What is two-point perspective?
Two point perspective drawings are a popular drawing method used in the environmental design field to depict the interior and/or exterior of a building. It produces illustrations that that are more relevant to human experience and it allows an object or environment to be drawn from unique viewpoints. There are three types of perspective drawings, one-point (uses one vanishing point on the horizon), two-point (uses two points on the horizon) and three-point (uses three vanishing points).
Did you know?
The VCE Visual Communication Design Study Design identifies two-point perspective as a drawing method which is commonly used in the environmental design field. Students in VCE need only practice one and two point perspective drawing methods. Three-point perspective is NOT required.
Step One: Draw a horizon line
For this exercise, all you will need is some paper, a grey-lead pencil and a ruler. Turn your paper to ‘landscape orientation’ and rule a straight horizontal line through the middle of your page. These will act as guidelines, for now, so make your lines light so we can easily erase them later. Indicate where your two vanishing points will be on the horizon line.

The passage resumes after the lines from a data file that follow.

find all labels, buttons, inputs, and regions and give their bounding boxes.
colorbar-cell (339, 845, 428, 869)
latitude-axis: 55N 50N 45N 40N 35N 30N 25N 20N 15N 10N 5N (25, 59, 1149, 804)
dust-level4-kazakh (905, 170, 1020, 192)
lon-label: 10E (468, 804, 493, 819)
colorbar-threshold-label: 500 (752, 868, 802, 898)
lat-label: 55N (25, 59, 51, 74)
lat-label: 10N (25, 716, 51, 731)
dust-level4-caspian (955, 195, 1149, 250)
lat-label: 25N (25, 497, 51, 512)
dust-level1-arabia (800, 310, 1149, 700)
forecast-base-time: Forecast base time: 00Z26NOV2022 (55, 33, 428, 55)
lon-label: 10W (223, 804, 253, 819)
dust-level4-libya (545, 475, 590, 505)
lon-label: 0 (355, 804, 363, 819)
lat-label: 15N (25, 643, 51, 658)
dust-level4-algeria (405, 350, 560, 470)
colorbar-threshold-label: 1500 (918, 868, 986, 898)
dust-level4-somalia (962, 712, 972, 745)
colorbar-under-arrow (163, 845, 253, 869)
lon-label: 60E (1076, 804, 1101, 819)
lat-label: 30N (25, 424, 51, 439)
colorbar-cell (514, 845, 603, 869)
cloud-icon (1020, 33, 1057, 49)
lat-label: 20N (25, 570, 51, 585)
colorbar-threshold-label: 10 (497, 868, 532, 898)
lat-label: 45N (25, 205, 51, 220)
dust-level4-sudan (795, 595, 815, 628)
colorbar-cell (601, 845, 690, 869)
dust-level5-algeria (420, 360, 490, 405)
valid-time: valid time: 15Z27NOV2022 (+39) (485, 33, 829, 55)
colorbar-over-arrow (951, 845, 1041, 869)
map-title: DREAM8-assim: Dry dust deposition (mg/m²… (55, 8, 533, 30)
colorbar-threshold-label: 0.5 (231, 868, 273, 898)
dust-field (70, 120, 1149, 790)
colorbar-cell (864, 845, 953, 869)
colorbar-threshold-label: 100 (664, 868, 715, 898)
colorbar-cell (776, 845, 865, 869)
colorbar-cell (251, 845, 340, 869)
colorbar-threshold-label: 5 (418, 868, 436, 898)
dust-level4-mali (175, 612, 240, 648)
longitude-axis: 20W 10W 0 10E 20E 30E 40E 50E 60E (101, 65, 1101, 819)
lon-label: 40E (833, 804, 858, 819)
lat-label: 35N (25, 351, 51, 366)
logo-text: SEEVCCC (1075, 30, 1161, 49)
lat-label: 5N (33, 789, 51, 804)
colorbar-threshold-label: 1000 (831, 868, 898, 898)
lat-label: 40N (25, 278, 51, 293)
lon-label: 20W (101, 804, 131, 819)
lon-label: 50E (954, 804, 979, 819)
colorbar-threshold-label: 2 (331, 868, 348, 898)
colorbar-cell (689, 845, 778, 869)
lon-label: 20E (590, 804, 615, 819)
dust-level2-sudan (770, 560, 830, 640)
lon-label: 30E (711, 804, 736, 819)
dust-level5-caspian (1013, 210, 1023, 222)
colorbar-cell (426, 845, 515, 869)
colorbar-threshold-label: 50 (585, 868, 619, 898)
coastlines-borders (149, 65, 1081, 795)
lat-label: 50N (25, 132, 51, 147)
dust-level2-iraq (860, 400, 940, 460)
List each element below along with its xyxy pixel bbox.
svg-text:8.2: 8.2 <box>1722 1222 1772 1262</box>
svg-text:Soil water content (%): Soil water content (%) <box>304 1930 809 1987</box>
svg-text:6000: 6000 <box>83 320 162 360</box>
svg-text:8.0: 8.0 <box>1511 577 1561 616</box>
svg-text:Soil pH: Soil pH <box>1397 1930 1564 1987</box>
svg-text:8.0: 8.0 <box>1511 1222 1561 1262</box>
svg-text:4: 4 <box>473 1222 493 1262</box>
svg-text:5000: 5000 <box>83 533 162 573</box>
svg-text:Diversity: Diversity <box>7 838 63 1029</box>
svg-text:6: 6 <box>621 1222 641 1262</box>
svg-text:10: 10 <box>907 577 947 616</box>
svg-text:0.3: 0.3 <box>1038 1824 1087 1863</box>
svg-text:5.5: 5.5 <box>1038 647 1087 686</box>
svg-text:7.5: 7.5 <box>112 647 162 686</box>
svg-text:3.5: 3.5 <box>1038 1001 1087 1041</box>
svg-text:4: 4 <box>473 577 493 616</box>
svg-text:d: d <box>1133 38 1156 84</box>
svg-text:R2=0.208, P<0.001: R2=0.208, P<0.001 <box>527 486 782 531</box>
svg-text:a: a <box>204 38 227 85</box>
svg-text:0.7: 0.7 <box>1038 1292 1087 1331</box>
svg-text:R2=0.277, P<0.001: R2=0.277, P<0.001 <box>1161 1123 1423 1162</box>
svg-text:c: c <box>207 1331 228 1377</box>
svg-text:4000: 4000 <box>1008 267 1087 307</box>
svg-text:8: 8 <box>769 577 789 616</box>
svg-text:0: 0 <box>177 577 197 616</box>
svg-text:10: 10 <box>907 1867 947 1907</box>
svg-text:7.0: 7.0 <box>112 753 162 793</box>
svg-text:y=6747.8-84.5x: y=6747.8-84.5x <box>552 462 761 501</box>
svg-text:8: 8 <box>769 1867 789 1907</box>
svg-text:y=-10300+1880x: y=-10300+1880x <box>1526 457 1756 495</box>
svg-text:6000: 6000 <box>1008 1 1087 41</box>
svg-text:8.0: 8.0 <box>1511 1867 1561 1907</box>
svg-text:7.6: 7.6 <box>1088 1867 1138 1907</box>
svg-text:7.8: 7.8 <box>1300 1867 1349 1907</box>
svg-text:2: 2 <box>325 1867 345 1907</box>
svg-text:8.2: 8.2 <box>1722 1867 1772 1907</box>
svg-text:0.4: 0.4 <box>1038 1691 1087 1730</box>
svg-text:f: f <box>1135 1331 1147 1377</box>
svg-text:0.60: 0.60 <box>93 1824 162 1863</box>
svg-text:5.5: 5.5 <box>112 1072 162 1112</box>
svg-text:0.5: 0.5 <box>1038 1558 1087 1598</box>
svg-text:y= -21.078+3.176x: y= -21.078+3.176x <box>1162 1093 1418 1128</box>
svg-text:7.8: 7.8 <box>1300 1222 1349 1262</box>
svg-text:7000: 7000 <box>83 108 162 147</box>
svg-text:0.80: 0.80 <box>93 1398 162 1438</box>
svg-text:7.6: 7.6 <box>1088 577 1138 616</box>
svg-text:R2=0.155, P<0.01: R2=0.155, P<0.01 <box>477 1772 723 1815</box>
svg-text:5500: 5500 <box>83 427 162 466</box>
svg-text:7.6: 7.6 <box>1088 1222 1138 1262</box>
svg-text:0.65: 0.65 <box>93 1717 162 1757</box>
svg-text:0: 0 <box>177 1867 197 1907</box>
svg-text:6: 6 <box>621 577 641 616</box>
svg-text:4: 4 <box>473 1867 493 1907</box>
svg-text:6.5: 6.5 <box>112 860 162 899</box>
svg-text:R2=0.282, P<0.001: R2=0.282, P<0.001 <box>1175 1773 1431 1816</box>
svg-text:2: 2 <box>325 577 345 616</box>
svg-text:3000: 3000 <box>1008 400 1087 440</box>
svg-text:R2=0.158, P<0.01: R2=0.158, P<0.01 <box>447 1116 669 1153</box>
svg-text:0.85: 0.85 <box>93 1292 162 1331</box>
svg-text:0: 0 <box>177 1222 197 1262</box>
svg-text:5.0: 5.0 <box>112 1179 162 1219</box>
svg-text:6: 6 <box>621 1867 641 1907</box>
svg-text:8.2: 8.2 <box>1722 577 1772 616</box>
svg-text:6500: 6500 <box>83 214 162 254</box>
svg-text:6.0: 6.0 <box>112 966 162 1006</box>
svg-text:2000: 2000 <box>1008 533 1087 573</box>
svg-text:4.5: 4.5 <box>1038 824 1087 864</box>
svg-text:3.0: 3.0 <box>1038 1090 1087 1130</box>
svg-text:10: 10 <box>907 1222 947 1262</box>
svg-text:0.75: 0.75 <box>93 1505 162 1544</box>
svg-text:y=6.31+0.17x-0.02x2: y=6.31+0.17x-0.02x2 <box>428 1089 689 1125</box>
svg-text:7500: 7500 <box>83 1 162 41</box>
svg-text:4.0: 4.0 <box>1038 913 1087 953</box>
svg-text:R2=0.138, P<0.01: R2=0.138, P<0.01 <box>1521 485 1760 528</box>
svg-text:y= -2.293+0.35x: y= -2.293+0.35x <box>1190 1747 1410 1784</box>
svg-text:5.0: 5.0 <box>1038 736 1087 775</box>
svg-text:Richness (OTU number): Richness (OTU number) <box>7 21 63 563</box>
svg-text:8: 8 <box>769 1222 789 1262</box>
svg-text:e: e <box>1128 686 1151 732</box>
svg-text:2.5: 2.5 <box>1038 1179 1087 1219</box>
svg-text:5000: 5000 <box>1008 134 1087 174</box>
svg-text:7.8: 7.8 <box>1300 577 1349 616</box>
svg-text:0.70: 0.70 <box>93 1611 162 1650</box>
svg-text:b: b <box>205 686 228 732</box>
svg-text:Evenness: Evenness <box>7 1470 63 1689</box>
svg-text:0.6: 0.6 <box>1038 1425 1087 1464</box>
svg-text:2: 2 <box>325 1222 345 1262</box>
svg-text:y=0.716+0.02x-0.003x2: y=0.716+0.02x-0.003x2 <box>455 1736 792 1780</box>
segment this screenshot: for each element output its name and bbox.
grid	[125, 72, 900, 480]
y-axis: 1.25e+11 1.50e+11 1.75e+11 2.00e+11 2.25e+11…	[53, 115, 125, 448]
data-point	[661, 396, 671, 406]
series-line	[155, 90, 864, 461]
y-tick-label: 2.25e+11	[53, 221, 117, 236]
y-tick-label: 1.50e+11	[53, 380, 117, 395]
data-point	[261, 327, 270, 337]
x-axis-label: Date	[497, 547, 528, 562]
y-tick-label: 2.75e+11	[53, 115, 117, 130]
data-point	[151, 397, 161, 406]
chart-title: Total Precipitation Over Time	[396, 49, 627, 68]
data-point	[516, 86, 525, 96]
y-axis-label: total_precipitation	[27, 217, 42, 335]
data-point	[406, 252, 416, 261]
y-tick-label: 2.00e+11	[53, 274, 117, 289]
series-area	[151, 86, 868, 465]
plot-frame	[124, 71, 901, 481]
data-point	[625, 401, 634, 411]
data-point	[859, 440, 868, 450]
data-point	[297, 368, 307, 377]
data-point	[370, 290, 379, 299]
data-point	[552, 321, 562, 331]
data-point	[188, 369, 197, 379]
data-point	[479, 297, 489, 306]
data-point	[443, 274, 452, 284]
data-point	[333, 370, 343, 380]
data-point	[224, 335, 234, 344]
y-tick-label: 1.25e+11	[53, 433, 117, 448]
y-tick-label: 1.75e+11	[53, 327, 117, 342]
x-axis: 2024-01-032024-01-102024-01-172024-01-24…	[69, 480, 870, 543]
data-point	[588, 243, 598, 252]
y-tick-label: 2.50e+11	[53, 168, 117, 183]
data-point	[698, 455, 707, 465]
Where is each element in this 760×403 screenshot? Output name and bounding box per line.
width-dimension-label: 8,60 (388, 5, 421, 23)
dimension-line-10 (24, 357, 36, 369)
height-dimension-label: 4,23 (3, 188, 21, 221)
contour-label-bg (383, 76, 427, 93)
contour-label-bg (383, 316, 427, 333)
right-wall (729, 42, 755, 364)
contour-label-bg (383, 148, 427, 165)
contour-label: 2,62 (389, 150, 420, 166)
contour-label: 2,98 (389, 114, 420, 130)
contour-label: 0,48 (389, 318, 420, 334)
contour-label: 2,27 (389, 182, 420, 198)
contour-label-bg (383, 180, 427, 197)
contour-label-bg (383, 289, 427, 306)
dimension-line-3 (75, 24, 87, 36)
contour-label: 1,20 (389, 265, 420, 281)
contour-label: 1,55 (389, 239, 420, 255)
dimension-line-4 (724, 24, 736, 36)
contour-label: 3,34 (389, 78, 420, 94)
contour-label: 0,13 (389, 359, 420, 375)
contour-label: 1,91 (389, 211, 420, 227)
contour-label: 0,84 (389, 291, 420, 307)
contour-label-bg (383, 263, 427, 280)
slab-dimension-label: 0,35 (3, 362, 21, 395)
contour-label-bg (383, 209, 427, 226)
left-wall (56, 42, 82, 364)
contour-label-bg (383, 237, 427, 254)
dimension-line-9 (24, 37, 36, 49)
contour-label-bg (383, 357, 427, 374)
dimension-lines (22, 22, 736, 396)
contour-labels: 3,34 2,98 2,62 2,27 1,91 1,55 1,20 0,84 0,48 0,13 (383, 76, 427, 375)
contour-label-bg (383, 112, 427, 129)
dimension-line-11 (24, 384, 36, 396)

Step 2: Designate how big you want your house
The vertical line indicated above (1) is the first guideline you should draw – this will indicate the height of your house. In the example above, the front face will be considerably longer than the side; therefore, I have strategically placed ‘line 1’ further to the right to allow room for this. Additionally, we need to allow for a roof, so ‘line 1‘ shouldn’t extend too high otherwise it won’t fit comfortably on the page. Horizontal lines will extend all the way to the vanishing points as indicated by 2. This will present us with the front and right hand side view of the house. Make a decision about the appropriate length for your house and add vertical lines to complete the sides (as indicated by 3).
Step 3: Adding another section
Your house may comprise of additional rooms, windows and eaves that extrude from the building. As an added challenge, we are going to add a section to the front of the house that extends outward.
Extend the guideline (as indicated by 1) on the right side to create the eaves. The further the line extends, the longer your eaves are. Complete the eaves on the front face by drawing a path to the left vanishing point (as indicated by 2). This will also help us to structure the additional room that extrudes out of the house. Apply the same rules to the ground plane as you did with the eaves. Draw vertical lines (as indicated by 3) until you reach the ground plane.
Step 4: Creating the roof
Before we create our roof, I have added a slight thickness to the top of the house (as indicated by 1) which will act as our gutter. On the right side of the house, I have drawn a guideline (indicated with a green line) from corner to corner to show the middle of that plane. Then, I have drawn a vertical guideline which will help us to define the peek of our rooftop. Draw two lines to form the triangular shape, and one line that recedes to the vanishing point on the left.
Step 5: Identify the visible lines
Congratulations, you’ve created the basic structure of your house – now is the time to clean up your drawing and make the visible lines more aparent. There are various ways in which you can do this, and it will depend on the finished presentation you are after. You could use a fine-liner to show the visible lines (like the example below), or simply erase the guidelines you know you don’t need. Rendering the house using coloured pencil (like the example on the right) is also a great way to present your finished drawing.
One you have cleaned up your drawing, consider adding details to your house such as the front door, windows and surrounding trees.